Why the China Crash is Bad News for Manufacturers

NEW YORK (TheStreet) -- While analysts anticipate a quick rebound from the global correction triggered by Chinese equity markets, manufacturers will be grappling with challenges in the world's second-largest economy for much longer.

Short-term volatility in the Shanghai Composite Index, exacerbated by Beijing's maladroit currency manipulations, is just the tip of the iceberg: The larger narrative signaled by the crash is the shift in China's economy away from international asset investment and toward domestic consumption.

"There's going to be less emphasis on heavy machinery, mining, industrials," Greg Lesko, a portfolio manager at Deltec Asset Management, said in an interview, "so those companies are going to face longer-term resistance."

"We're seeing difficulties in iron ore with players like Vale (VALE) and BHP Billiton (BBL)," he added.
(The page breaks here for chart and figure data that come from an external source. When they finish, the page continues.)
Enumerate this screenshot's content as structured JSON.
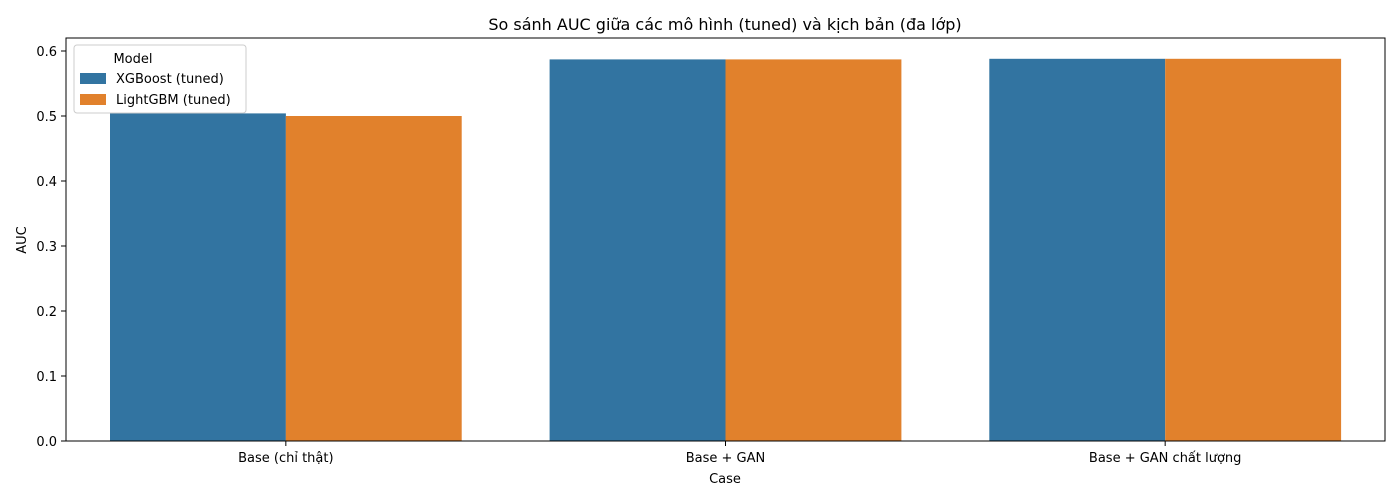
{
  "colors": {
    "xgboost": "#3274a1",
    "lightgbm": "#e1812c"
  },
  "chart_data": {
    "type": "bar",
    "title": "So sánh AUC giữa các mô hình (tuned) và kịch bản (đa lớp)",
    "xlabel": "Case",
    "ylabel": "AUC",
    "categories": [
      "Base (chỉ thật)",
      "Base + GAN",
      "Base + GAN chất lượng"
    ],
    "series": [
      {
        "name": "XGBoost (tuned)",
        "values": [
          0.504,
          0.587,
          0.588
        ],
        "color": "#3274a1"
      },
      {
        "name": "LightGBM (tuned)",
        "values": [
          0.5,
          0.587,
          0.588
        ],
        "color": "#e1812c"
      }
    ],
    "ylim": [
      0,
      0.62
    ],
    "yticks": [
      "0.0",
      "0.1",
      "0.2",
      "0.3",
      "0.4",
      "0.5",
      "0.6"
    ],
    "grid": false,
    "legend": {
      "title": "Model",
      "placement": "top-left"
    }
  }
}
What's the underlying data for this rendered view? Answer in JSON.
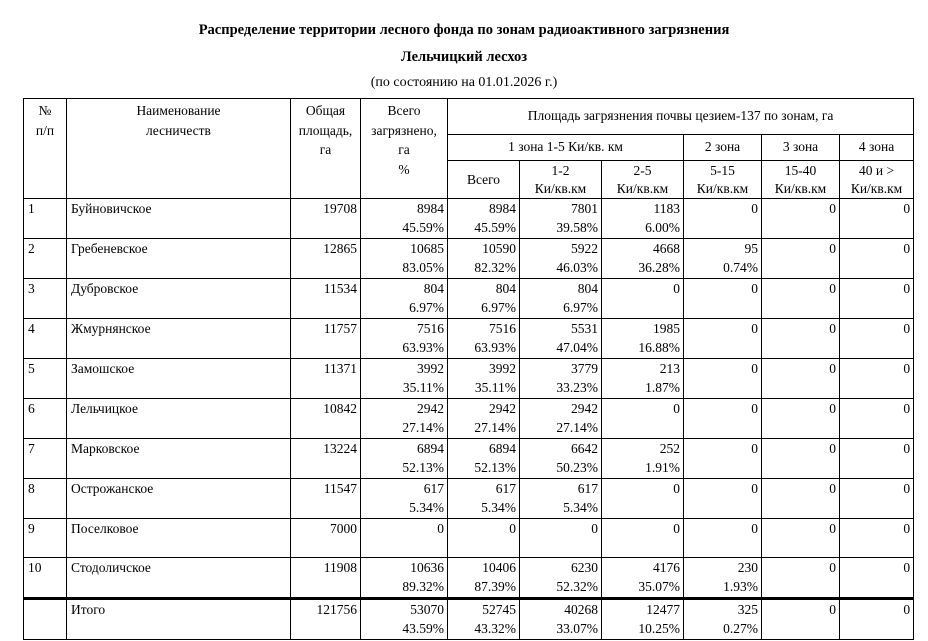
{
  "page": {
    "title": "Распределение территории лесного фонда по зонам радиоактивного загрязнения",
    "subtitle": "Лельчицкий лесхоз",
    "date_line": "(по состоянию на  01.01.2026 г.)"
  },
  "table": {
    "headers": {
      "num": "№\nп/п",
      "name": "Наименование\nлесничеств",
      "total_area": "Общая\nплощадь,\nга",
      "contaminated": "Всего\nзагрязнено,\nга\n%",
      "zones_group": "Площадь загрязнения почвы цезием-137 по зонам, га",
      "zone1": "1 зона  1-5 Ки/кв. км",
      "zone2": "2 зона",
      "zone3": "3 зона",
      "zone4": "4 зона",
      "sub": [
        "Всего",
        "1-2\nКи/кв.км",
        "2-5\nКи/кв.км",
        "5-15\nКи/кв.км",
        "15-40\nКи/кв.км",
        "40 и >\nКи/кв.км"
      ]
    },
    "rows": [
      {
        "num": "1",
        "name": "Буйновичское",
        "area": "19708",
        "cells": [
          [
            "8984",
            "45.59%"
          ],
          [
            "8984",
            "45.59%"
          ],
          [
            "7801",
            "39.58%"
          ],
          [
            "1183",
            "6.00%"
          ],
          [
            "0",
            ""
          ],
          [
            "0",
            ""
          ],
          [
            "0",
            ""
          ]
        ]
      },
      {
        "num": "2",
        "name": "Гребеневское",
        "area": "12865",
        "cells": [
          [
            "10685",
            "83.05%"
          ],
          [
            "10590",
            "82.32%"
          ],
          [
            "5922",
            "46.03%"
          ],
          [
            "4668",
            "36.28%"
          ],
          [
            "95",
            "0.74%"
          ],
          [
            "0",
            ""
          ],
          [
            "0",
            ""
          ]
        ]
      },
      {
        "num": "3",
        "name": "Дубровское",
        "area": "11534",
        "cells": [
          [
            "804",
            "6.97%"
          ],
          [
            "804",
            "6.97%"
          ],
          [
            "804",
            "6.97%"
          ],
          [
            "0",
            ""
          ],
          [
            "0",
            ""
          ],
          [
            "0",
            ""
          ],
          [
            "0",
            ""
          ]
        ]
      },
      {
        "num": "4",
        "name": "Жмурнянское",
        "area": "11757",
        "cells": [
          [
            "7516",
            "63.93%"
          ],
          [
            "7516",
            "63.93%"
          ],
          [
            "5531",
            "47.04%"
          ],
          [
            "1985",
            "16.88%"
          ],
          [
            "0",
            ""
          ],
          [
            "0",
            ""
          ],
          [
            "0",
            ""
          ]
        ]
      },
      {
        "num": "5",
        "name": "Замошское",
        "area": "11371",
        "cells": [
          [
            "3992",
            "35.11%"
          ],
          [
            "3992",
            "35.11%"
          ],
          [
            "3779",
            "33.23%"
          ],
          [
            "213",
            "1.87%"
          ],
          [
            "0",
            ""
          ],
          [
            "0",
            ""
          ],
          [
            "0",
            ""
          ]
        ]
      },
      {
        "num": "6",
        "name": "Лельчицкое",
        "area": "10842",
        "cells": [
          [
            "2942",
            "27.14%"
          ],
          [
            "2942",
            "27.14%"
          ],
          [
            "2942",
            "27.14%"
          ],
          [
            "0",
            ""
          ],
          [
            "0",
            ""
          ],
          [
            "0",
            ""
          ],
          [
            "0",
            ""
          ]
        ]
      },
      {
        "num": "7",
        "name": "Марковское",
        "area": "13224",
        "cells": [
          [
            "6894",
            "52.13%"
          ],
          [
            "6894",
            "52.13%"
          ],
          [
            "6642",
            "50.23%"
          ],
          [
            "252",
            "1.91%"
          ],
          [
            "0",
            ""
          ],
          [
            "0",
            ""
          ],
          [
            "0",
            ""
          ]
        ]
      },
      {
        "num": "8",
        "name": "Острожанское",
        "area": "11547",
        "cells": [
          [
            "617",
            "5.34%"
          ],
          [
            "617",
            "5.34%"
          ],
          [
            "617",
            "5.34%"
          ],
          [
            "0",
            ""
          ],
          [
            "0",
            ""
          ],
          [
            "0",
            ""
          ],
          [
            "0",
            ""
          ]
        ]
      },
      {
        "num": "9",
        "name": "Поселковое",
        "area": "7000",
        "cells": [
          [
            "0",
            ""
          ],
          [
            "0",
            ""
          ],
          [
            "0",
            ""
          ],
          [
            "0",
            ""
          ],
          [
            "0",
            ""
          ],
          [
            "0",
            ""
          ],
          [
            "0",
            ""
          ]
        ]
      },
      {
        "num": "10",
        "name": "Стодоличское",
        "area": "11908",
        "cells": [
          [
            "10636",
            "89.32%"
          ],
          [
            "10406",
            "87.39%"
          ],
          [
            "6230",
            "52.32%"
          ],
          [
            "4176",
            "35.07%"
          ],
          [
            "230",
            "1.93%"
          ],
          [
            "0",
            ""
          ],
          [
            "0",
            ""
          ]
        ]
      },
      {
        "num": "",
        "name": "Итого",
        "area": "121756",
        "is_total": true,
        "cells": [
          [
            "53070",
            "43.59%"
          ],
          [
            "52745",
            "43.32%"
          ],
          [
            "40268",
            "33.07%"
          ],
          [
            "12477",
            "10.25%"
          ],
          [
            "325",
            "0.27%"
          ],
          [
            "0",
            ""
          ],
          [
            "0",
            ""
          ]
        ]
      }
    ]
  }
}
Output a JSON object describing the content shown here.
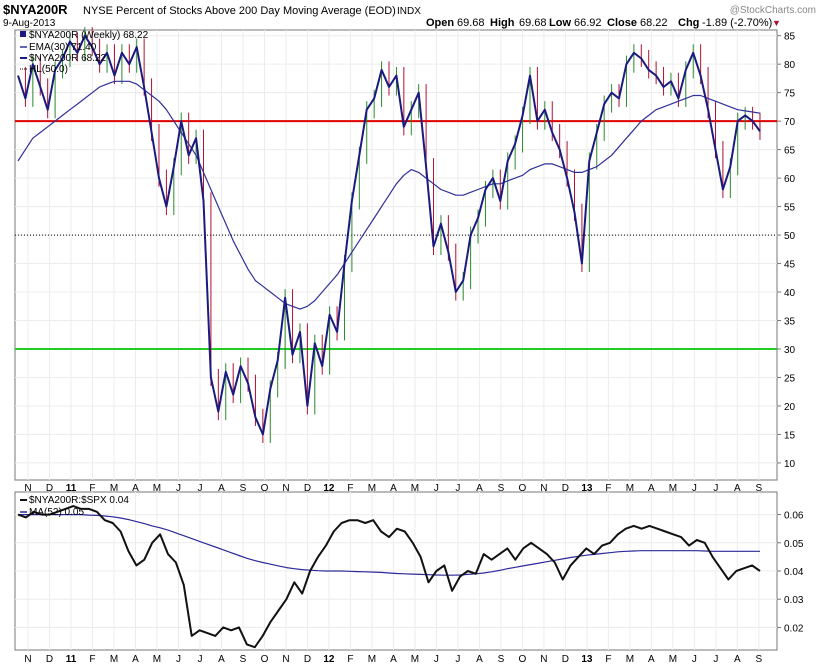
{
  "header": {
    "symbol": "$NYA200R",
    "description": "NYSE Percent of Stocks Above 200 Day Moving Average (EOD)",
    "exchange": "INDX",
    "date": "9-Aug-2013",
    "watermark": "@StockCharts.com",
    "ohlc": {
      "open_label": "Open",
      "open": "69.68",
      "high_label": "High",
      "high": "69.68",
      "low_label": "Low",
      "low": "66.92",
      "close_label": "Close",
      "close": "68.22",
      "chg_label": "Chg",
      "chg": "-1.89 (-2.70%)"
    },
    "chg_marker": "▼"
  },
  "colors": {
    "up_bar": "#2a8a2a",
    "down_bar": "#b01030",
    "main_line": "#1a1a80",
    "ema_line": "#30309a",
    "red_hline": "#e00000",
    "green_hline": "#22cc22",
    "ratio_line": "#111111",
    "ma_line": "#2a2a99"
  },
  "chart_data": [
    {
      "type": "line",
      "title": "$NYA200R (Weekly) 68.22",
      "legend": [
        {
          "label": "EMA(30) 71.40",
          "style": "line"
        },
        {
          "label": "$NYA200R 68.22",
          "style": "line"
        },
        {
          "label": "HL(50.0)",
          "style": "dotted"
        }
      ],
      "ylim": [
        7,
        86
      ],
      "yticks": [
        10,
        15,
        20,
        25,
        30,
        35,
        40,
        45,
        50,
        55,
        60,
        65,
        70,
        75,
        80,
        85
      ],
      "xticks": [
        "N",
        "D",
        "11",
        "F",
        "M",
        "A",
        "M",
        "J",
        "J",
        "A",
        "S",
        "O",
        "N",
        "D",
        "12",
        "F",
        "M",
        "A",
        "M",
        "J",
        "J",
        "A",
        "S",
        "O",
        "N",
        "D",
        "13",
        "F",
        "M",
        "A",
        "M",
        "J",
        "J",
        "A",
        "S"
      ],
      "hlines": [
        {
          "y": 70,
          "style": "red"
        },
        {
          "y": 30,
          "style": "green"
        },
        {
          "y": 50,
          "style": "dotted"
        }
      ],
      "series": [
        {
          "name": "$NYA200R",
          "values": [
            78,
            74,
            80,
            76,
            72,
            79,
            81,
            84,
            82,
            85,
            83,
            80,
            82,
            78,
            82,
            80,
            83,
            76,
            68,
            60,
            55,
            62,
            70,
            64,
            67,
            56,
            25,
            19,
            26,
            22,
            27,
            24,
            18,
            15,
            23,
            28,
            39,
            29,
            33,
            20,
            31,
            27,
            36,
            33,
            45,
            56,
            64,
            72,
            74,
            79,
            76,
            78,
            69,
            72,
            75,
            62,
            48,
            52,
            47,
            40,
            42,
            50,
            53,
            58,
            60,
            56,
            63,
            66,
            71,
            78,
            70,
            72,
            68,
            65,
            60,
            54,
            45,
            63,
            68,
            73,
            75,
            74,
            80,
            82,
            81,
            79,
            78,
            76,
            77,
            74,
            79,
            82,
            78,
            72,
            65,
            58,
            62,
            70,
            71,
            70,
            68.22
          ]
        },
        {
          "name": "EMA(30)",
          "values": [
            63,
            65,
            67,
            68,
            69,
            70,
            71,
            72,
            73,
            74,
            75,
            76,
            76.5,
            77,
            77,
            77,
            76.5,
            75.5,
            74.5,
            73.5,
            72,
            70,
            68,
            66,
            64,
            61,
            58,
            55,
            52,
            49,
            46.5,
            44,
            42,
            41,
            40,
            39,
            38,
            37.5,
            37,
            37.5,
            38.5,
            40,
            41.5,
            43,
            45,
            47,
            49,
            51,
            53,
            55,
            57,
            59,
            60.5,
            61.5,
            61,
            60,
            59,
            58,
            57.5,
            57,
            57,
            57.5,
            58,
            58.5,
            59,
            59,
            59.5,
            60,
            60.5,
            61.5,
            62,
            62.5,
            62.5,
            62,
            61.5,
            61,
            61,
            61.5,
            62,
            63,
            64,
            65.5,
            67,
            68.5,
            70,
            71,
            72,
            72.5,
            73,
            73.5,
            74,
            74.5,
            74.5,
            74,
            73.5,
            73,
            72.5,
            72,
            71.8,
            71.6,
            71.4
          ]
        }
      ]
    },
    {
      "type": "line",
      "title": "$NYA200R:$SPX 0.04",
      "legend": [
        {
          "label": "MA(52) 0.05",
          "style": "line"
        }
      ],
      "ylim": [
        0.012,
        0.068
      ],
      "yticks": [
        0.02,
        0.03,
        0.04,
        0.05,
        0.06
      ],
      "xticks": [
        "N",
        "D",
        "11",
        "F",
        "M",
        "A",
        "M",
        "J",
        "J",
        "A",
        "S",
        "O",
        "N",
        "D",
        "12",
        "F",
        "M",
        "A",
        "M",
        "J",
        "J",
        "A",
        "S",
        "O",
        "N",
        "D",
        "13",
        "F",
        "M",
        "A",
        "M",
        "J",
        "J",
        "A",
        "S"
      ],
      "series": [
        {
          "name": "$NYA200R:$SPX",
          "values": [
            0.06,
            0.059,
            0.061,
            0.06,
            0.06,
            0.061,
            0.062,
            0.063,
            0.062,
            0.062,
            0.061,
            0.058,
            0.057,
            0.054,
            0.047,
            0.042,
            0.044,
            0.05,
            0.053,
            0.046,
            0.043,
            0.035,
            0.017,
            0.019,
            0.018,
            0.017,
            0.02,
            0.019,
            0.02,
            0.014,
            0.013,
            0.017,
            0.022,
            0.026,
            0.03,
            0.036,
            0.032,
            0.04,
            0.045,
            0.049,
            0.054,
            0.057,
            0.058,
            0.058,
            0.057,
            0.058,
            0.054,
            0.052,
            0.055,
            0.054,
            0.05,
            0.045,
            0.036,
            0.04,
            0.042,
            0.033,
            0.038,
            0.04,
            0.039,
            0.046,
            0.044,
            0.046,
            0.048,
            0.044,
            0.048,
            0.05,
            0.048,
            0.046,
            0.043,
            0.037,
            0.042,
            0.045,
            0.048,
            0.046,
            0.049,
            0.05,
            0.053,
            0.055,
            0.056,
            0.055,
            0.056,
            0.055,
            0.054,
            0.053,
            0.052,
            0.049,
            0.051,
            0.05,
            0.045,
            0.041,
            0.037,
            0.04,
            0.041,
            0.042,
            0.04
          ]
        },
        {
          "name": "MA(52)",
          "values": [
            0.06,
            0.06,
            0.06,
            0.06,
            0.06,
            0.06,
            0.06,
            0.06,
            0.06,
            0.0598,
            0.0597,
            0.0595,
            0.0592,
            0.0588,
            0.0582,
            0.0575,
            0.0568,
            0.056,
            0.0553,
            0.0545,
            0.0535,
            0.0525,
            0.0515,
            0.0505,
            0.0495,
            0.0485,
            0.0475,
            0.0465,
            0.0455,
            0.0445,
            0.0437,
            0.043,
            0.0424,
            0.0418,
            0.0412,
            0.0408,
            0.0405,
            0.0403,
            0.0401,
            0.04,
            0.04,
            0.04,
            0.0399,
            0.0398,
            0.0397,
            0.0396,
            0.0395,
            0.0393,
            0.0391,
            0.039,
            0.0389,
            0.0388,
            0.0387,
            0.0386,
            0.0385,
            0.0385,
            0.0386,
            0.0388,
            0.039,
            0.0393,
            0.0397,
            0.0402,
            0.0408,
            0.0413,
            0.0418,
            0.0423,
            0.0428,
            0.0433,
            0.0438,
            0.0443,
            0.0448,
            0.0452,
            0.0456,
            0.0459,
            0.0462,
            0.0465,
            0.0468,
            0.047,
            0.0471,
            0.0472,
            0.0472,
            0.0472,
            0.0472,
            0.0472,
            0.0472,
            0.0472,
            0.0472,
            0.0471,
            0.047,
            0.047,
            0.047,
            0.047,
            0.047,
            0.047,
            0.047
          ]
        }
      ]
    }
  ]
}
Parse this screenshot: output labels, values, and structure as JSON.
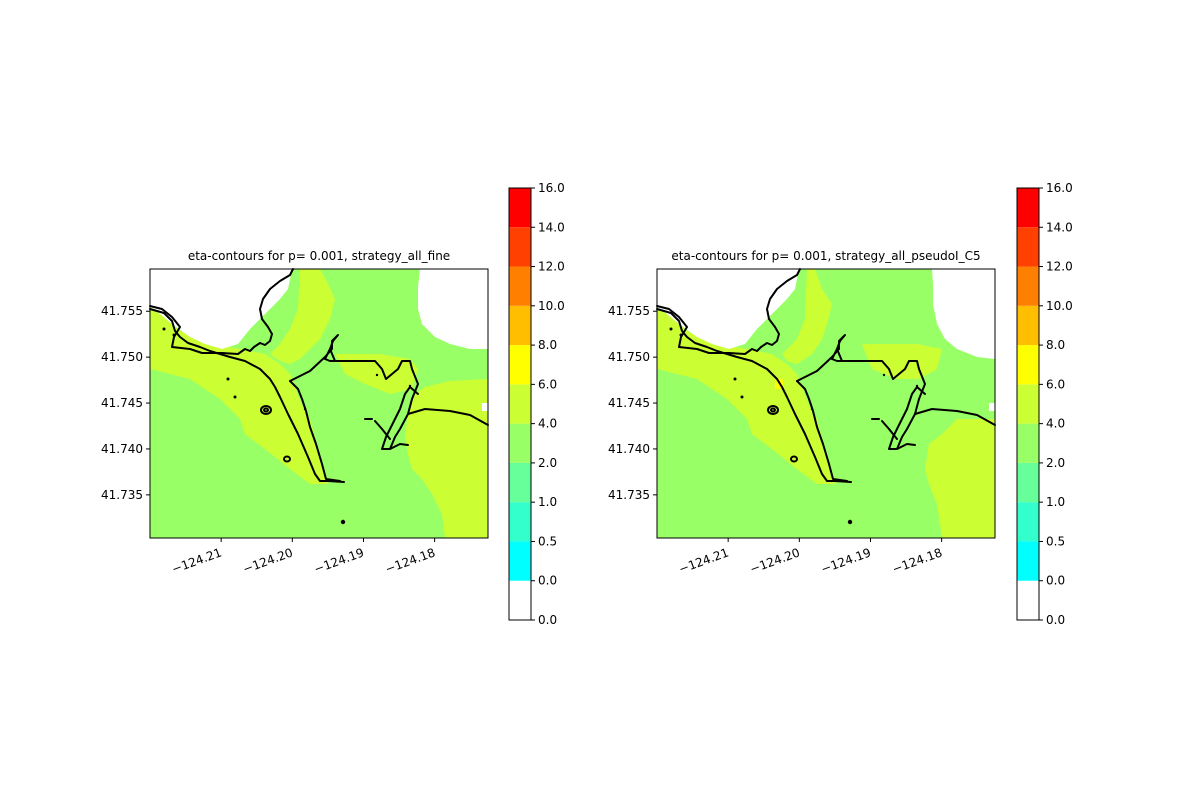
{
  "chart_data": [
    {
      "type": "heatmap",
      "title": "eta-contours for p= 0.001, strategy_all_fine",
      "x_tick_labels": [
        "−124.21",
        "−124.20",
        "−124.19",
        "−124.18"
      ],
      "x_ticks": [
        -124.21,
        -124.2,
        -124.19,
        -124.18
      ],
      "y_tick_labels": [
        "41.735",
        "41.740",
        "41.745",
        "41.750",
        "41.755"
      ],
      "y_ticks": [
        41.735,
        41.74,
        41.745,
        41.75,
        41.755
      ],
      "xlim": [
        -124.22,
        -124.1725
      ],
      "ylim": [
        41.7303,
        41.7596
      ],
      "dominant_levels": {
        "offshore": "2.0-4.0",
        "inland": "4.0-6.0"
      }
    },
    {
      "type": "heatmap",
      "title": "eta-contours for p= 0.001, strategy_all_pseudoI_C5",
      "x_tick_labels": [
        "−124.21",
        "−124.20",
        "−124.19",
        "−124.18"
      ],
      "x_ticks": [
        -124.21,
        -124.2,
        -124.19,
        -124.18
      ],
      "y_tick_labels": [
        "41.735",
        "41.740",
        "41.745",
        "41.750",
        "41.755"
      ],
      "y_ticks": [
        41.735,
        41.74,
        41.745,
        41.75,
        41.755
      ],
      "xlim": [
        -124.22,
        -124.1725
      ],
      "ylim": [
        41.7303,
        41.7596
      ],
      "dominant_levels": {
        "offshore": "2.0-4.0",
        "inland": "4.0-6.0"
      }
    }
  ],
  "colorbar": {
    "tick_labels": [
      "0.0",
      "0.0",
      "0.5",
      "1.0",
      "2.0",
      "4.0",
      "6.0",
      "8.0",
      "10.0",
      "12.0",
      "14.0",
      "16.0"
    ],
    "colors": [
      "#ffffff",
      "#00ffff",
      "#33ffcc",
      "#66ff99",
      "#99ff66",
      "#ccff33",
      "#ffff00",
      "#ffbf00",
      "#ff8000",
      "#ff4000",
      "#ff0000"
    ]
  }
}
Brazilian metal maker Vale posted disappointing second-quarter earnings: Margins on EBITDA fell to 31.8% from 41.5% in the year-over-year amid a steep drop in iron-ore demand from China. Prices for the commodity are almost entirely determined by the needs of the Chinese market.

A slowdown in the mining and industrial space could also spell trouble for blue-chip U.S. companies like General Electric  (GE) , Caterpillar (CAT) and Cummins (CMI), which have significant sales in China.

GE announced yesterday that it would close a facility in Lufkin, Texas, cutting 250 jobs in the process, as worldwide demand for drilling equipment, particularly in China, waned. The country "remains a challenge with slow tenders," GE CFO Jeff Bornstein said during the company's second-quarter earnings call.